Voomed

Holding An Elephant In The Palm Of Your Hand? Virtual Reality Company Magic Leap Wants To Make It So

The future has arrived. At least, a certain part of it anyway. The part where the virtual world and the real world merge to confuse the hell out of us and usher in a new hybrid reality, a reality that seems more at home in the science-fiction of The Matrix than our everyday lives.

What the heck am I going on about? I'm going on about a mysterious Florida startup called Magic Leap that recently raised $542m in funding for its second round of investment, giving the company a value of around $2bn. Investors include big time players like Google and Qualcomm.

The reason these companies are happy to invest so much in the company (which is an awful lot even by the crazy standards of Silicon Valley) is because Magic Leap claim to have a created a piece of technology—which combines virtual reality with augmented reality and wearable computing—for a new type of experience they're calling "Cinematic Reality."

This experience looks likely to involve interacting with virtual objects which are overlaid onto a user's field of vision. MIT Technology Review go into detail about how the tech works (it involves magnetic liquid and tiny mirrors), and explore the patents Magic Leap have filed which show the technology consists of a head display and sensors, powered by a computer which you wear on your hip (below).

US20130125027A1-20130516-D00003

Unlike that other virtual reality device the Oculus Rift—due to launch publicly next year—which tricks the brain into seeing depth, Magic Leap uses a different technique that replicates the way we actually see the world as "light fields."

Magic Leap’s patents suggest an alternative approach. They describe displays that can create the same kind of 3-D patterns of light rays, known as “light fields,” that our eyes take in from the real objects around us. Wetzstein and other researchers have shown that this allows your eyes to focus on the depths of an artificial 3-D scene just as they would in the real world—providing a far more realistic illusion of virtual objects merged with the real world (via).

dinwf
GIF of a video on Magic Leap's site, showing a tiny elephant in the palm of someone's hand.

The display would be combined with motion cameras and infrared sensors so that your movement would be tracked, altering the images you see in tandem with you moving around a space. Allowing you to interact with these virtual elephants or whatever in any environment you happened to be in—your bedroom, your yard, in the office.

magic-leap-shark-640x426
A digitally animated shark floating in an office.

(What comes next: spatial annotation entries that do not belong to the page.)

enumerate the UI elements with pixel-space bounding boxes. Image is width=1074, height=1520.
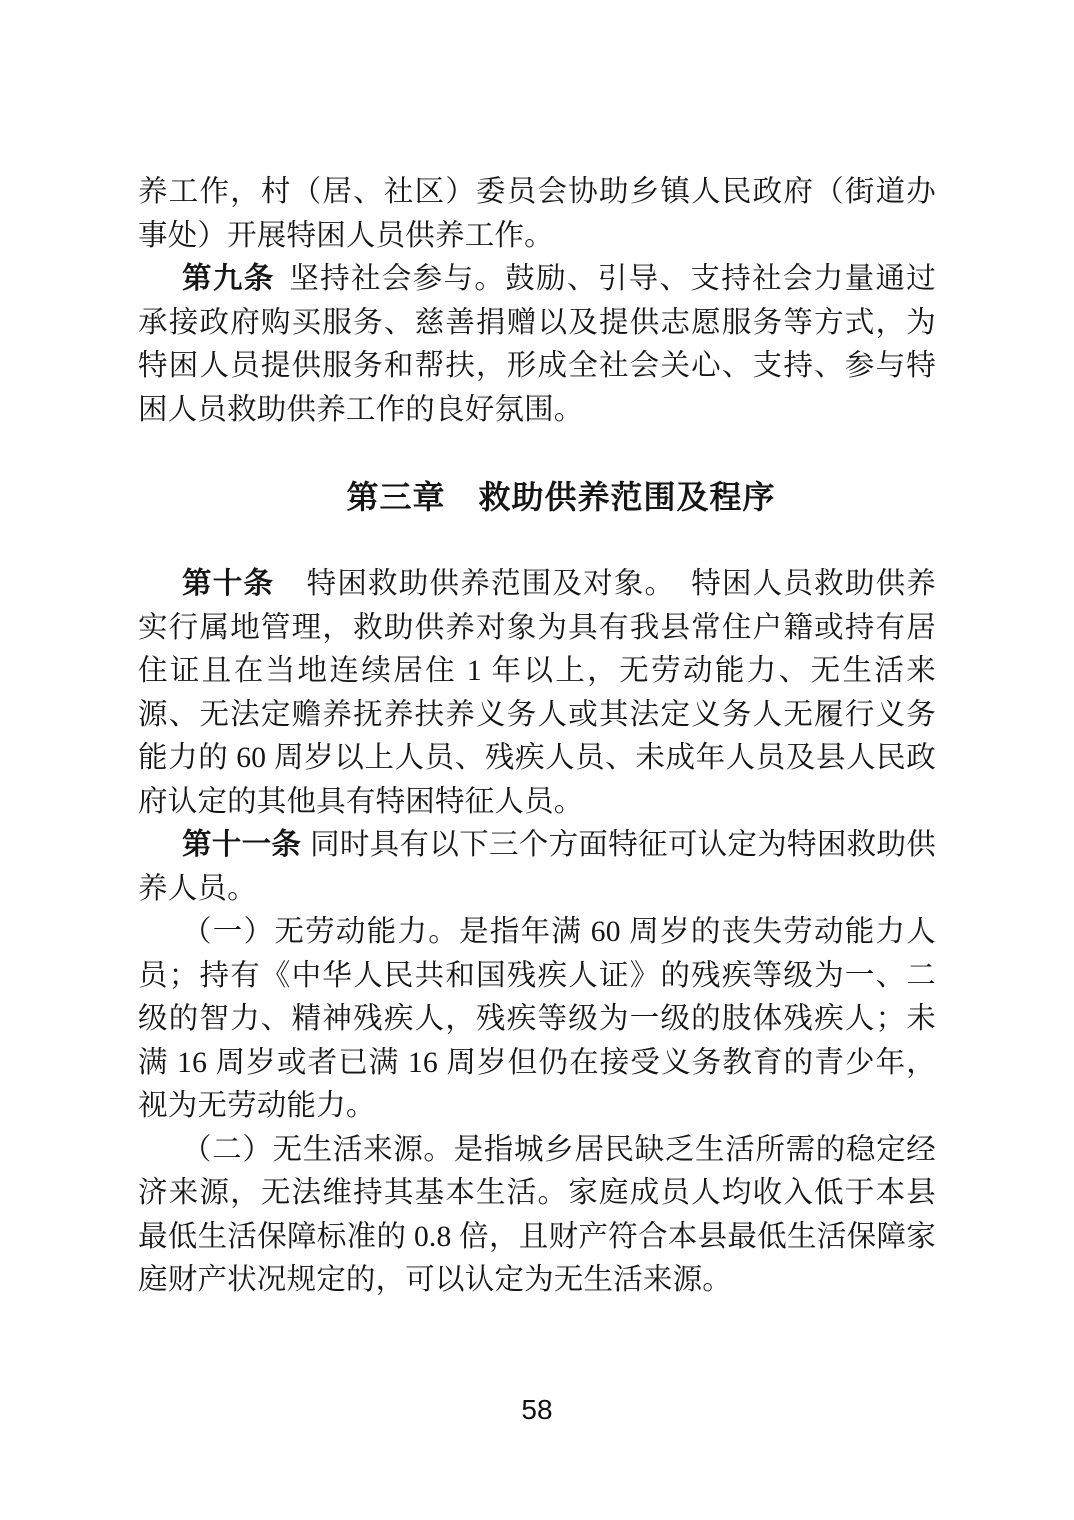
article-11-number: 第十一条 [182,829,301,861]
article-9-number: 第九条 [182,263,275,295]
article-10-number: 第十条 [182,568,274,600]
page-number: 58 [0,1394,1074,1426]
document-page: 养工作，村（居、社区）委员会协助乡镇人民政府（街道办事处）开展特困人员供养工作。… [0,0,1074,1520]
paragraph-item-1: （一）无劳动能力。是指年满 60 周岁的丧失劳动能力人员；持有《中华人民共和国残… [138,911,936,1129]
paragraph-item-2: （二）无生活来源。是指城乡居民缺乏生活所需的稳定经济来源，无法维持其基本生活。家… [138,1129,936,1303]
chapter-heading: 第三章 救助供养范围及程序 [162,472,960,522]
article-10-text: 特困救助供养范围及对象。 特困人员救助供养实行属地管理，救助供养对象为具有我县常… [138,568,936,818]
paragraph-continuation: 养工作，村（居、社区）委员会协助乡镇人民政府（街道办事处）开展特困人员供养工作。 [138,171,936,258]
paragraph-article-10: 第十条特困救助供养范围及对象。 特困人员救助供养实行属地管理，救助供养对象为具有… [138,563,936,824]
document-body: 养工作，村（居、社区）委员会协助乡镇人民政府（街道办事处）开展特困人员供养工作。… [138,171,936,1303]
paragraph-article-11: 第十一条同时具有以下三个方面特征可认定为特困救助供养人员。 [138,824,936,911]
paragraph-article-9: 第九条坚持社会参与。鼓励、引导、支持社会力量通过承接政府购买服务、慈善捐赠以及提… [138,258,936,432]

So, unlike Oculus, you wouldn't necessarily be transported to an entire new digital realm but instead would interact with virtual objects in our world. Or, as Magic Leap have tweeted.

If you were wondering how transformative this tech could be, look no further than the gushing copy on the Magic Leap site itself which notes "Using our Dynamic Digitized Lightfield Signal™, imagine being able to generate images indistinguishable from real objects and then being able to place those images seamlessly into the real world."

There's more of this breathless mystery-making on the company's—currently pretty sparse—blog, written by Magic Leap CEO and founder Rony Abovitz.

Being with your friends, seeing a tree, watching a butterfly land on your finger – all of these require direct interaction with our senses. Our media and computing today is separate from us. We watch television, we read books to understand the real or imagined experiences of others. Playing videos games can be awesome, but it can also lack the immediacy of playing football in the mud, or of building a snow fort with your friends. I wondered for many years what it would take to close the gap, to integrate and synthesize all of the things I love. Why couldn't visceral experience combine with computing? Why can't I see a dragon? Why can't computing interact us with us more naturally, like the real world? (via)

If  and when it manifests, the technology could really shake up the entertainment industry, gaming, art, communications, pretty much the whole spectrum. The possibilities would be quite incredible. We'll just have to wait and see whether the company can deliver on the hyperbole.